Ao ouvi-lo dizer isso meus olhos não conseguiram reprimir mais nenhuma lágrima. Eu apenas chorava, chorava tanto que não conseguia sequer respirar direito. Meu corpo pedia pra eu desabar em cima do sofá de chorar até sair sangue, mas eu apenas não me permitia sofrer. Não quero parecer fraco aos olhos de ninguém. Já me basta ser fraco por dentro, onde ninguém pode ver.
— SiWon... Vá, por favor. Deixe-me sozinho por agora. Eu te ligo mais tarde — Pedi.

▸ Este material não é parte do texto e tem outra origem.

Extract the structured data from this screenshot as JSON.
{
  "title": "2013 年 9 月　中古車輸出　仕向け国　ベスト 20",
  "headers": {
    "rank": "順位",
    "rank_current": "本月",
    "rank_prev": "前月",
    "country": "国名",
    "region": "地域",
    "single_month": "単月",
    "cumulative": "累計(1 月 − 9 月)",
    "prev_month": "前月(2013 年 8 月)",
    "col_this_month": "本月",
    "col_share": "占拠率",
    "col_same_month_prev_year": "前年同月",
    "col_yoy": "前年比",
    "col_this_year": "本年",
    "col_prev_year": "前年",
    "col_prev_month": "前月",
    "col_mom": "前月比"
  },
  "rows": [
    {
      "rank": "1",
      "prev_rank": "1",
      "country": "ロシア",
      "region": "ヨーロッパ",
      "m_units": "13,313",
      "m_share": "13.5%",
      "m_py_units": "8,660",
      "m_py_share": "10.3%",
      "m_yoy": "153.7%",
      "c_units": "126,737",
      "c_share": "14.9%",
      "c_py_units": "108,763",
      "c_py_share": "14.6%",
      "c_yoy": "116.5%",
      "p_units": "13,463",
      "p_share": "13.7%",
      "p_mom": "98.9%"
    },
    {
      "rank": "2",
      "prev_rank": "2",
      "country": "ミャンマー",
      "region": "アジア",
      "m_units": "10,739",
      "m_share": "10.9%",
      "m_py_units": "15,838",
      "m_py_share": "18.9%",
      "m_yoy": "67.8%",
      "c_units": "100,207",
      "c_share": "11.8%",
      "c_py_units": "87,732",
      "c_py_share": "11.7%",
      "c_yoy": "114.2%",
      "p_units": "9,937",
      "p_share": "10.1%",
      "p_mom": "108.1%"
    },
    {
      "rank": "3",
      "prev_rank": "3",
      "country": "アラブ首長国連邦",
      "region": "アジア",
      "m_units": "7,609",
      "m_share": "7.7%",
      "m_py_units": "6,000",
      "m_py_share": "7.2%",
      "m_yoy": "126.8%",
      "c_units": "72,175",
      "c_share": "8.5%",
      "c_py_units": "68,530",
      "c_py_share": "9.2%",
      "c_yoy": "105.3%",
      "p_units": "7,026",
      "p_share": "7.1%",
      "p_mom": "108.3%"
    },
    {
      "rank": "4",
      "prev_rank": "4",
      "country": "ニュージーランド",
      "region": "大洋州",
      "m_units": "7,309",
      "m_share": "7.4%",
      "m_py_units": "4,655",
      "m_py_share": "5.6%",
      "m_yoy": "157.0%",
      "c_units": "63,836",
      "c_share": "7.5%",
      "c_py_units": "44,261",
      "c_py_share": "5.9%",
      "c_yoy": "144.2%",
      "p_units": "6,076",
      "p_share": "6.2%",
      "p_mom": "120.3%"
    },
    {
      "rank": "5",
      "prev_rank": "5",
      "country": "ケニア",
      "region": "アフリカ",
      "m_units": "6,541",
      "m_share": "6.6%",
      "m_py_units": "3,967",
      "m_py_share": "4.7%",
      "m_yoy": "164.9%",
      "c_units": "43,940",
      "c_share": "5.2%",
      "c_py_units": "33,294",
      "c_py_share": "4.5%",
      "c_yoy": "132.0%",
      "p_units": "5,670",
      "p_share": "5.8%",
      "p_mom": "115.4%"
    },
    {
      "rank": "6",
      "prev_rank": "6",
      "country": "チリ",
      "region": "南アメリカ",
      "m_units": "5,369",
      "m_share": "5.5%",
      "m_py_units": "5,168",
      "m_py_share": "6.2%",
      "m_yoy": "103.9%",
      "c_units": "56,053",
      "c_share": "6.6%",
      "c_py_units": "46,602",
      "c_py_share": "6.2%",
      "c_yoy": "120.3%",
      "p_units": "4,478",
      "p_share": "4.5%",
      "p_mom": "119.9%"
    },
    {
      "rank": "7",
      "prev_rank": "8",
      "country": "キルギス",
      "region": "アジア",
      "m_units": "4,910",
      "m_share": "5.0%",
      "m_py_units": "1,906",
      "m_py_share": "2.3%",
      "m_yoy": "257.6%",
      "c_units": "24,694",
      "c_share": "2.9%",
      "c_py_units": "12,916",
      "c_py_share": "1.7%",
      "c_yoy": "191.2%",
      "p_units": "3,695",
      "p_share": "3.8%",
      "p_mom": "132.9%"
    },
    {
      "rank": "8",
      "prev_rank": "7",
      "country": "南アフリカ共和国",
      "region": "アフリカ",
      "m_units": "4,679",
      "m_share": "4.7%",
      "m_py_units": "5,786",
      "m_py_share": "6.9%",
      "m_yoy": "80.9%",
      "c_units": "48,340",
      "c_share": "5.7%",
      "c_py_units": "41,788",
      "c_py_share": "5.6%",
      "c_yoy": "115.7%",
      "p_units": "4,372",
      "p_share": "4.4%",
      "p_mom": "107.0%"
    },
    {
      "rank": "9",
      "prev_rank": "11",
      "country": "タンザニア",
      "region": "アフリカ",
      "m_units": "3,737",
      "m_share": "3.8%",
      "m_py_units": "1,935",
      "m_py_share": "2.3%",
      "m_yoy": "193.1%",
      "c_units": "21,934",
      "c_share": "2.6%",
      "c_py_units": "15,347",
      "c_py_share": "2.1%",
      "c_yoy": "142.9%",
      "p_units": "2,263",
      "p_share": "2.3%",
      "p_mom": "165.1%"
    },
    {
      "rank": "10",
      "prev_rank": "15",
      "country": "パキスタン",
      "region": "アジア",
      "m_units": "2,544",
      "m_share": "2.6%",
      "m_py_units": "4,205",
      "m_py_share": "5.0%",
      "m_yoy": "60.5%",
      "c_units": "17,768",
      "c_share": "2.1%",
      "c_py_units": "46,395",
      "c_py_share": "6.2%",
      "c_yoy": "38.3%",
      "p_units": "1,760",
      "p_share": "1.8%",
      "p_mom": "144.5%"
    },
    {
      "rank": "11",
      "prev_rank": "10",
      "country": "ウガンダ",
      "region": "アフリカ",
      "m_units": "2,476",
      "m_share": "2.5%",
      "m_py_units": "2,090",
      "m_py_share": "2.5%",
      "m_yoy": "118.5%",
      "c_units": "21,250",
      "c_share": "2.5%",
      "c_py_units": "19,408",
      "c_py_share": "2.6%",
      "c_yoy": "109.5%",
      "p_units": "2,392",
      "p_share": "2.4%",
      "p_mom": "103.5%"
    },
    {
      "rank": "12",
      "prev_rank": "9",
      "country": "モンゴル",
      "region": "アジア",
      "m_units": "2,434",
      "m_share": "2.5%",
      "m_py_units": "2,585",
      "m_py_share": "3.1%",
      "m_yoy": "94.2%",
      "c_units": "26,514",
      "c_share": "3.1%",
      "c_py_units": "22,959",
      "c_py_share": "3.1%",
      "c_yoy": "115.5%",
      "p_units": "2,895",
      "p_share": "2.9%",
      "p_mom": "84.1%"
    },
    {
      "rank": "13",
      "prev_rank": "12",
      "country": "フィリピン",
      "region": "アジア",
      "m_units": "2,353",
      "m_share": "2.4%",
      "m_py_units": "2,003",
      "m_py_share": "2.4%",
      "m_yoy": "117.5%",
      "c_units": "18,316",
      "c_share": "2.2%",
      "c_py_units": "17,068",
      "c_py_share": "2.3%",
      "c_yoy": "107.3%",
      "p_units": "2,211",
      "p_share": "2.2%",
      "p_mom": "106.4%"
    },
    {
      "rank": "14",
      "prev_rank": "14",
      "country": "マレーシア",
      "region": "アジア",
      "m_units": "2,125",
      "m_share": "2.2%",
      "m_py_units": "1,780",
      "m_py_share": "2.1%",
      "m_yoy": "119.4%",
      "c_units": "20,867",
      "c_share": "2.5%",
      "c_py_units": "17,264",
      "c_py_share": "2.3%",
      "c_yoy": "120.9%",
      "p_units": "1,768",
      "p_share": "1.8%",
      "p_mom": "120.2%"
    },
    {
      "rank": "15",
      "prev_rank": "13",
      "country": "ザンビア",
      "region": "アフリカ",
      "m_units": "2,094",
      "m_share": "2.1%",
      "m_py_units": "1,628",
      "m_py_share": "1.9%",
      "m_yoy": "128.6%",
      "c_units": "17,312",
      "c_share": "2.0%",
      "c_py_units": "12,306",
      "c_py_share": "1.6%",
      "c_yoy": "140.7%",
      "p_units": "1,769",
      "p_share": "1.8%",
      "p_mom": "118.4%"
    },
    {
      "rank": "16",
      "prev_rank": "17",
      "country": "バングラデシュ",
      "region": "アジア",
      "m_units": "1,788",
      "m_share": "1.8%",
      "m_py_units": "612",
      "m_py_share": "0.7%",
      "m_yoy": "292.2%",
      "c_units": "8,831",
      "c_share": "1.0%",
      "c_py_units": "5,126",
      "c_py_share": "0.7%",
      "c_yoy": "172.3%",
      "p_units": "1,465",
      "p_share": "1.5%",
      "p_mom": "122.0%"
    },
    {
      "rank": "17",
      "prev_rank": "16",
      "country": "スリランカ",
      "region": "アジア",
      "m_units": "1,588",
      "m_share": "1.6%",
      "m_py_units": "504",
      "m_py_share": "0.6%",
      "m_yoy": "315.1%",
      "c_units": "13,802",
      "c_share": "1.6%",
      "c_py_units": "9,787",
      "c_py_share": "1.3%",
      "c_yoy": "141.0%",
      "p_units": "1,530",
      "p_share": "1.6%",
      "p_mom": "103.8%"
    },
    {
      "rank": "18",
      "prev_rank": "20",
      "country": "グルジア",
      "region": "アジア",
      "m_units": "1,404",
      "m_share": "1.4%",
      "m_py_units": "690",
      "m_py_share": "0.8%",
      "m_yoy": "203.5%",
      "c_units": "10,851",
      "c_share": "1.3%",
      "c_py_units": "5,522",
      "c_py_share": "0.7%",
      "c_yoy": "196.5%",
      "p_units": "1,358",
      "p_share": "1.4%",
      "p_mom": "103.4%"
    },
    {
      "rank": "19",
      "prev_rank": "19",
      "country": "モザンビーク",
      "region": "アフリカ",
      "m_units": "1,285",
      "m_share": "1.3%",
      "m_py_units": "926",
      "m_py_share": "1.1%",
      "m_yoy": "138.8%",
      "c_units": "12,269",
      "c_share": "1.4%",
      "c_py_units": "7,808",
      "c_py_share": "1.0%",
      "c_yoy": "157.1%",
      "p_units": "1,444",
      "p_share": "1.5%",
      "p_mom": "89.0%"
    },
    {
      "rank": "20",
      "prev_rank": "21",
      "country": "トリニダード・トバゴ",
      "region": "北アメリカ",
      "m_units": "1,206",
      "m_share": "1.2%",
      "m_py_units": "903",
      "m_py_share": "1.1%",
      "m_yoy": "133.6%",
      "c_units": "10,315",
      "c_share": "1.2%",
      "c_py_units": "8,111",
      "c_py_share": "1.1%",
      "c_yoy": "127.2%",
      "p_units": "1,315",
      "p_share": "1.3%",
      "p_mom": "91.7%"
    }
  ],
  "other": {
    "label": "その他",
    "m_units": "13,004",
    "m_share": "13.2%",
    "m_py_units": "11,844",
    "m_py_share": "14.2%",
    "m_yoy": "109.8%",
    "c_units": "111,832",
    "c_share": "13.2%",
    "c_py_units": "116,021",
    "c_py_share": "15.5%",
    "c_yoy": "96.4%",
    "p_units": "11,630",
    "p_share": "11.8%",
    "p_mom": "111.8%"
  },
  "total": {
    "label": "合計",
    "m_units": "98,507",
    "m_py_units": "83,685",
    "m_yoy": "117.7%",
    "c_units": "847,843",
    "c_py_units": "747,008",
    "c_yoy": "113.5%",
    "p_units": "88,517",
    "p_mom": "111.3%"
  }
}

— Ok, se você não der notícias até amanhã de manhã eu arrombo esse apartamento atrás de você. –SiWon respondeu acariciando-me a face e sorriu manhoso.
— Obrigado. De verdade. Detesto brigar com você, é serio — sorri torto.
— Eu também... Eu também. — disse então me deu um beijo na testa e saiu do apartamento.
Agora era só eu e minha dor. Sinceramente, não entendo porque ele continua insistindo para que eu volte. Eu já disse que não, eu não quero mais ninguém. Preciso sair daqui, preciso sumir. Eu não quero mais sofrer. Faz dois anos desde que ele se foi. Eu preciso esquecer. Eu vou me libertar. Nem que pra isso eu tenha que me afastar mais ainda de tudo e de todos.
~X~

LeeTeuk batia na porta do apartamento de Chulla exatamente as 13:30 da tarde junto de SiWon.
— Abre isso HeeChul! — mandava LeeTeuk. — Agora!
Mas nada se ouvia em resposta. Era como se não houvesse ninguém lá dentro, bom, realmente não tinha, eles só não sabiam disso ainda.
— Ele costumava deixar a chave extra embaixo do tapete – comentou SiWon.
LeeTeuk se abaixou e levantou o tapete, mas ao invés de uma chave, havia uma carta. Abriu-a e leu junto de SiWon
Queridos amigos, sinto muito ter partido sem dar notícias, mas precisava sair desse lugar que me traz tantas lembranças. Já passou da hora de me libertar dessa dor que me consome a cada dia. Peço desculpas ao SiWon pelo modo como conversamos ontem e por não ligar, mesmo tendo dito que o faria. LeeTeuk, obrigado por tudo, por me ouvir noites e noites e por me dar consolo quando eu mais precisei. Eu voltarei em alguns meses, ou até mesmo em menos de um mês. Eu só realmente preciso de um tempo sozinho. Prometo que voltarei bem.
Amo vocês,
HeeChul”
— Não acredito que ele fez isso! — exclamou SiWon batendo o punho contra a parede.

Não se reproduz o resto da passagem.